その中での今回の事故は、地元漁協や関係者にとって大きな衝撃となった。サクラマスは水温や水質に非常に敏感な魚種であり、わずかな環境変化でも生存が脅かされる。今回のように、制度の盲点と物理的トラブルが重なった場合、被害が一気に拡大することを証明した形となった。
【サクラマス大量死の要因と流れ】
魚道閉鎖継続
↓
サクラマスが下流に滞留
↓
日中の高温で水温上昇
↓
水中酸素が減少
↓
酸欠状態で次々に死亡
↓
死骸が堆積・住民が通報
↓
北電が確認し、約3900匹回収
整っていた。だが、それだけだった。
制度はあり、堰もある。魚道も用意されていた。しかし「想定外」は一度も想定されていなかった。自然を扱うには、人の都合で組まれた予定表では間に合わない。問われたのは、誰が責任者かではなかった。「誰も見ていなかった」ことだった。
事故は何を突きつけたのか?
北海道の自然資源の象徴でもある清流・尻別川。その水域で、これほどの規模で魚が死ぬというのは極めて異例である。特に人工構造物が原因の一端となったことで、環境とインフラの両立の困難さがあらためて浮き彫りとなった。

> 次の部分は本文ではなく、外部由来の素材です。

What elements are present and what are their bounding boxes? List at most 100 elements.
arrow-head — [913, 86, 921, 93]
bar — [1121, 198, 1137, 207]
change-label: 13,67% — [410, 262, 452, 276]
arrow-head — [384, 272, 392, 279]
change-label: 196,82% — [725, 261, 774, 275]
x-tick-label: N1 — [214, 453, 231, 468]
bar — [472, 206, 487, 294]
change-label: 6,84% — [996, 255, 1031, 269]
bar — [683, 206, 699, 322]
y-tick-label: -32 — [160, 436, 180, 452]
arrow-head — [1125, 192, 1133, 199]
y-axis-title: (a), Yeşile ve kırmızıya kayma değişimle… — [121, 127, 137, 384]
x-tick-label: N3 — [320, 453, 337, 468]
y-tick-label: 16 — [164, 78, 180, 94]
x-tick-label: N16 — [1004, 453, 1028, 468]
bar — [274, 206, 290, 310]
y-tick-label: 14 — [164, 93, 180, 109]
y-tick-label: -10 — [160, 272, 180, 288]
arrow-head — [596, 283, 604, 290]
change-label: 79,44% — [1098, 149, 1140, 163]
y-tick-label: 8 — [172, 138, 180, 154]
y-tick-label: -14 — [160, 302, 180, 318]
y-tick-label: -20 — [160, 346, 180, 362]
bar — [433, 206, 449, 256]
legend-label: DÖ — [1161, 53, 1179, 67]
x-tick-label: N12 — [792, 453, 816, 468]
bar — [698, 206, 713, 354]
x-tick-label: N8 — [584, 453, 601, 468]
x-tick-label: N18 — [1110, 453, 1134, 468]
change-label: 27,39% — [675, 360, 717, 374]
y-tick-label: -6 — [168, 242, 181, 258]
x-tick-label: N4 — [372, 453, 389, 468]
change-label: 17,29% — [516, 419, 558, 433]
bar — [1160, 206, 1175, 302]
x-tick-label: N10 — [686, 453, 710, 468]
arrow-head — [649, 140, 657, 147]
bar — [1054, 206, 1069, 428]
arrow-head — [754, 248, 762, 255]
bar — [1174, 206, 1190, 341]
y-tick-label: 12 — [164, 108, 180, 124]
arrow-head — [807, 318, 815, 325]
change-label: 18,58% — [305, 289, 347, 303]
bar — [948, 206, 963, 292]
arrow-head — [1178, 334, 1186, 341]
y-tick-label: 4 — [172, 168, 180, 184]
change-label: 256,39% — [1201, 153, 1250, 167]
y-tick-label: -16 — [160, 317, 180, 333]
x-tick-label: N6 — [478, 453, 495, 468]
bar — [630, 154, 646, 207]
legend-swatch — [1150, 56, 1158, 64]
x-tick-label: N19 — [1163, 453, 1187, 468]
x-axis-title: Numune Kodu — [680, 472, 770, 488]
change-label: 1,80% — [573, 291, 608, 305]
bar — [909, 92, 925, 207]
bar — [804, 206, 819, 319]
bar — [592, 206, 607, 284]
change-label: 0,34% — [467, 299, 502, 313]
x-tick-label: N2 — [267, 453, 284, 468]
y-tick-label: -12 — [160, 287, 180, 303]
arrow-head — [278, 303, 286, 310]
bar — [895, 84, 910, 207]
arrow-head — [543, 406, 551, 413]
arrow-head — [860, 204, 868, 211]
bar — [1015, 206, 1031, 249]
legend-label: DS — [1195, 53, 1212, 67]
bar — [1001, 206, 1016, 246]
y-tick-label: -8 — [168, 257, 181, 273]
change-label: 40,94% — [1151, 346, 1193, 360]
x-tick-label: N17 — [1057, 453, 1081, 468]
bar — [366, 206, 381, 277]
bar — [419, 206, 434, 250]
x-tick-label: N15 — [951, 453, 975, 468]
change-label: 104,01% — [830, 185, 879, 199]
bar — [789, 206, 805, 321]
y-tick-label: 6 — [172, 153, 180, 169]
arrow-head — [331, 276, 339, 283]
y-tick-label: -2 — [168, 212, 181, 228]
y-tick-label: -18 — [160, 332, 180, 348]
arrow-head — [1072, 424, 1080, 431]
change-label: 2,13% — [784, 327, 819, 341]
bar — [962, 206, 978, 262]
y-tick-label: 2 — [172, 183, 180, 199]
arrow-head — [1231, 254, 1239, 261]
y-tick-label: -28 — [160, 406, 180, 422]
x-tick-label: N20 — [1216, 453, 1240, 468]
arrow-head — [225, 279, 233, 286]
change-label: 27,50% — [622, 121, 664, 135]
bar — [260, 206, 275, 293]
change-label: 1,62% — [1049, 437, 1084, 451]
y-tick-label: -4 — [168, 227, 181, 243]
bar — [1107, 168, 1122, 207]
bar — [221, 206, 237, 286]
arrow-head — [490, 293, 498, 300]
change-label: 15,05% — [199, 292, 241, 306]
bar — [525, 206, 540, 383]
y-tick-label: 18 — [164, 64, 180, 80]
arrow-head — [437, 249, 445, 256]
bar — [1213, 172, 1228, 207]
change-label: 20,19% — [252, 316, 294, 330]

技術的には整備されていた魚道が、流木という自然物で塞がれ、それにより命が絶たれた。この事実は、管理体制の弱点が制度設計の奥底に潜んでいることを示唆している。
環境管理に“例年通り”は通用するのか
あの日、魚は黙って死んでいった。酸素を求めて水面に口を出し、それでも届かなかった空気は、生きる権利を奪った。
なぜ人間は、制度をつくって安心してしまうのか。なぜ「例年通り」が機能しない瞬間に、誰も即座に動けないのか。流木があった。電話が遅れた。業者の手配がつかなかった。それだけで、3900匹の命が終わる。
人はこの数をどう受け取るのだろう。魚の死を数でしか語れない社会に、未来の生き物は何を期待するのか。
❓FAQ
| Q:なぜ魚道の開放が遅れたのですか?
A:魚道入口に大量の流木が堆積し、除去作業の調整に時間がかかったためです。開放は6月10日までずれ込みました。
| Q:死んだサクラマスの数はどれくらいですか?
A:約3900匹の死骸が6月16日までに北海道電力によって回収されました。
| Q:今回の事故で違法性はあったのですか?
A:現時点で違法性は確認されておらず、北海道電力は調査に協力するとしています。
| Q:今後の再発防止策はありますか?
A:北電は管理体制や開放判断基準の見直しを進めるとし、詳細は今後の検討課題となっています。